I suspect this could be useful! But then I also suspected weather would be as well!
# at this point you'd think i would be smart enough to write a function that accepts
# a customizable input_length but obviously i'm not
def lstm_model3 (X_train, y_train,test, val='no'):
model = Sequential()
model.add(Embedding(50000,300,input_length=507, weights=[emb_matrix]))
model.add(Convolution1D(filters=128, kernel_size=5, padding='same', activation='relu'))
model.add(MaxPooling1D(5))
model.add(Dropout(0.2))
model.add(Bidirectional(LSTM(128,dropout=0.1,recurrent_dropout=0.1)))
model.add(Dense(5,activation='softmax'))
sgd = SGD(lr=0.1, decay=1e-6, momentum=0.9)
model.compile(loss='categorical_crossentropy',optimizer=sgd,metrics=['accuracy'])
if val == 'no':
model.fit(X_train,y_train,batch_size=128,epochs=3)
else:
model.fit(X_train,y_train,batch_size=128,epochs=3,validation_split=0.2)
pred = model.predict(test)
return pred
reviews_d = pd.read_csv(f'{PATH}review_on.csv', index_col=0)
reviews_d = reviews_d['date']
for i,d in enumerate(reviews_d):
reviews_d[i] = datetime.strptime(d, '%Y-%m-%d').weekday()
enc = LabelEncoder()
enc.fit(reviews_d)
dow = enc.transform(reviews_d)
dummy_dow = np_utils.to_categorical(dow)
X3 = np.concatenate((padded,dummy_dow),axis=1)
# Remember when 16 gb of RAM was more than enough for pretty much anything?
del padded, dummy_dow, data
X_train, X_test, y_train, y_test = train_test_split(X3, dummy_y, test_size=0.2, random_state=202)
pred4 = lstm_model3 (X_train, y_train, X_test, val='yes')
Train on 405993 samples, validate on 101499 samples Epoch 1/3 405993/405993 [==============================] - 1114s 3ms/step - loss: 1.0068 - acc: 0.5516 - val_loss: 0.9247 - val_acc: 0.5856 Epoch 2/3 405993/405993 [==============================] - 1107s 3ms/step - loss: 0.9121 - acc: 0.5944 - val_loss: 0.8907 - val_acc: 0.6033 Epoch 3/3 405993/405993 [==============================] - 1147s 3ms/step - loss: 0.8840 - acc: 0.6064 - val_loss: 0.8784 - val_acc: 0.6111
roc_auc_score(y_test,pred4)
0.8835195453706615
preds4 = np.argmax(pred4, axis=1)
ys = np.argmax(y_test, axis=1)
print(classification_report(ys,preds4))
precision recall f1-score support 0 0.77 0.75 0.76 15267 1 0.51 0.37 0.43 13048 2 0.53 0.47 0.50 22102 3 0.54 0.67 0.60 39179 4 0.72 0.65 0.68 37278 avg / total 0.61 0.61 0.61 126874
confusion_matrix (ys, preds4)
array([[11421, 2288, 701, 391, 466], [ 2622, 4869, 4012, 1218, 327], [ 520, 2133, 10494, 8167, 788], [ 186, 271, 4311, 26426, 7985], [ 170, 52, 405, 12543, 24108]])
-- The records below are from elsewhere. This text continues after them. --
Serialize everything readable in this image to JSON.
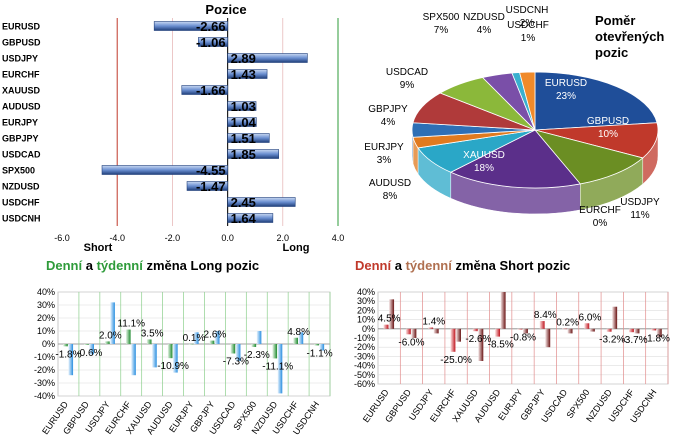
{
  "chart_data": [
    {
      "type": "bar",
      "orientation": "horizontal",
      "title": "Pozice",
      "categories": [
        "EURUSD",
        "GBPUSD",
        "USDJPY",
        "EURCHF",
        "XAUUSD",
        "AUDUSD",
        "EURJPY",
        "GBPJPY",
        "USDCAD",
        "SPX500",
        "NZDUSD",
        "USDCHF",
        "USDCNH"
      ],
      "values": [
        -2.66,
        -1.06,
        2.89,
        1.43,
        -1.66,
        1.03,
        1.04,
        1.51,
        1.85,
        -4.55,
        -1.47,
        2.45,
        1.64
      ],
      "value_labels": [
        "-2.66",
        "-1.06",
        "2.89",
        "1.43",
        "-1.66",
        "1.03",
        "1.04",
        "1.51",
        "1.85",
        "-4.55",
        "-1.47",
        "2.45",
        "1.64"
      ],
      "xlim": [
        -6,
        4
      ],
      "xticks": [
        "-6.0",
        "-4.0",
        "-2.0",
        "0.0",
        "2.0",
        "4.0"
      ],
      "short_label": "Short",
      "long_label": "Long",
      "colors": {
        "bar": "#5a7fc2",
        "bar_dark": "#1f3f7a",
        "short_line": "#c0392b",
        "long_line": "#2e9b3a"
      }
    },
    {
      "type": "pie",
      "title_lines": [
        "Poměr",
        "otevřených",
        "pozic"
      ],
      "slices": [
        {
          "name": "EURUSD",
          "value": 23,
          "label": "23%",
          "color": "#1f4e99"
        },
        {
          "name": "GBPUSD",
          "value": 10,
          "label": "10%",
          "color": "#c0392b"
        },
        {
          "name": "EURCHF",
          "value": 0,
          "label": "0%",
          "color": "#cccccc"
        },
        {
          "name": "USDJPY",
          "value": 11,
          "label": "11%",
          "color": "#6b8e23"
        },
        {
          "name": "XAUUSD",
          "value": 18,
          "label": "18%",
          "color": "#5b2f8a"
        },
        {
          "name": "AUDUSD",
          "value": 8,
          "label": "8%",
          "color": "#2aa7c7"
        },
        {
          "name": "EURJPY",
          "value": 3,
          "label": "3%",
          "color": "#e07a1f"
        },
        {
          "name": "GBPJPY",
          "value": 4,
          "label": "4%",
          "color": "#2e6fb5"
        },
        {
          "name": "USDCAD",
          "value": 9,
          "label": "9%",
          "color": "#b03a3a"
        },
        {
          "name": "SPX500",
          "value": 7,
          "label": "7%",
          "color": "#8bb83a"
        },
        {
          "name": "NZDUSD",
          "value": 4,
          "label": "4%",
          "color": "#7a4fa8"
        },
        {
          "name": "USDCHF",
          "value": 1,
          "label": "1%",
          "color": "#3ab0cf"
        },
        {
          "name": "USDCNH",
          "value": 2,
          "label": "2%",
          "color": "#f08a2a"
        }
      ]
    },
    {
      "type": "bar",
      "title_parts": [
        "Denní",
        " a ",
        "týdenní",
        " změna Long pozic"
      ],
      "title_colors": [
        "#2e9b3a",
        "#000000",
        "#2e9b3a",
        "#000000"
      ],
      "categories": [
        "EURUSD",
        "GBPUSD",
        "USDJPY",
        "EURCHF",
        "XAUUSD",
        "AUDUSD",
        "EURJPY",
        "GBPJPY",
        "USDCAD",
        "SPX500",
        "NZDUSD",
        "USDCHF",
        "USDCNH"
      ],
      "series": [
        {
          "values": [
            -1.8,
            -0.6,
            2.0,
            11.1,
            3.5,
            -10.9,
            0.1,
            2.6,
            -7.3,
            -2.3,
            -11.1,
            4.8,
            -1.1
          ],
          "labels": [
            "-1.8%",
            "-0.6%",
            "2.0%",
            "11.1%",
            "3.5%",
            "-10.9%",
            "0.1%",
            "2.6%",
            "-7.3%",
            "-2.3%",
            "-11.1%",
            "4.8%",
            "-1.1%"
          ],
          "color": "#2e9b3a"
        },
        {
          "values": [
            -24,
            -8,
            32,
            -24,
            -18,
            -22,
            9,
            10,
            -13,
            10,
            -38,
            9,
            -5
          ],
          "color": "#4aa3e8"
        }
      ],
      "ylim": [
        -40,
        40
      ],
      "yticks": [
        "-40%",
        "-30%",
        "-20%",
        "-10%",
        "0%",
        "10%",
        "20%",
        "30%",
        "40%"
      ]
    },
    {
      "type": "bar",
      "title_parts": [
        "Denní",
        " a ",
        "týdenní",
        " změna Short pozic"
      ],
      "title_colors": [
        "#c0392b",
        "#000000",
        "#b07050",
        "#000000"
      ],
      "categories": [
        "EURUSD",
        "GBPUSD",
        "USDJPY",
        "EURCHF",
        "XAUUSD",
        "AUDUSD",
        "EURJPY",
        "GBPJPY",
        "USDCAD",
        "SPX500",
        "NZDUSD",
        "USDCHF",
        "USDCNH"
      ],
      "series": [
        {
          "values": [
            4.5,
            -6.0,
            1.4,
            -25.0,
            -2.6,
            -8.5,
            -0.8,
            8.4,
            0.2,
            6.0,
            -3.2,
            -3.7,
            -1.8
          ],
          "labels": [
            "4.5%",
            "-6.0%",
            "1.4%",
            "-25.0%",
            "-2.6%",
            "-8.5%",
            "-0.8%",
            "8.4%",
            "0.2%",
            "6.0%",
            "-3.2%",
            "-3.7%",
            "-1.8%"
          ],
          "color": "#c0141e"
        },
        {
          "values": [
            32,
            -10,
            -5,
            -14,
            -35,
            40,
            -5,
            -20,
            -5,
            -3,
            24,
            -5,
            -9
          ],
          "color": "#7a1a1a"
        }
      ],
      "ylim": [
        -60,
        40
      ],
      "yticks": [
        "-60%",
        "-50%",
        "-40%",
        "-30%",
        "-20%",
        "-10%",
        "0%",
        "10%",
        "20%",
        "30%",
        "40%"
      ]
    }
  ]
}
So again, not much difference from just looking at the comment text. A big takeaway from all of this is that 2 star ratings seem to be the most ambiguous, followed by 3 star ratings.
Also, the GLoVe embeddings don't really seem to do much here except take up RAM. Having the pretrained weights seems to have a very slightly positive effect on accuracy - as long as additional training is kept on. 630000+ reviews is a lot of text to train on, probably enough to get a very good picture of the semantic relationships in Yelp reviews.
It would probably make more sense to look at business types separately, especially restaurants. The kinds of things people talk about in a restaurant review would seem to be different from what they would write for a hardware store. Similarly, mood effects from weather or day of week could differ for different types of businesses. Or the effects are not strong enough.
While weather and day of week don't seem to have a huge behavioral effect when it comes to rating businesses (or the effects have already been expressed in the review text), it should be worth exploring other factors that might affect consumer perceptions. For example, they might give more favorable ratings on holidays, less favorable ratings if their favorite political candidate loses an election, or if economic conditions worsen, if there has been a swine flu or mad cow outbreak, or if recent news events have been very negative.
If businesses can better understand the things affecting their customers' moods, they would be better equipped to perhaps try to counteract certain kinds of negative sentiments that might negatively affect their ratings.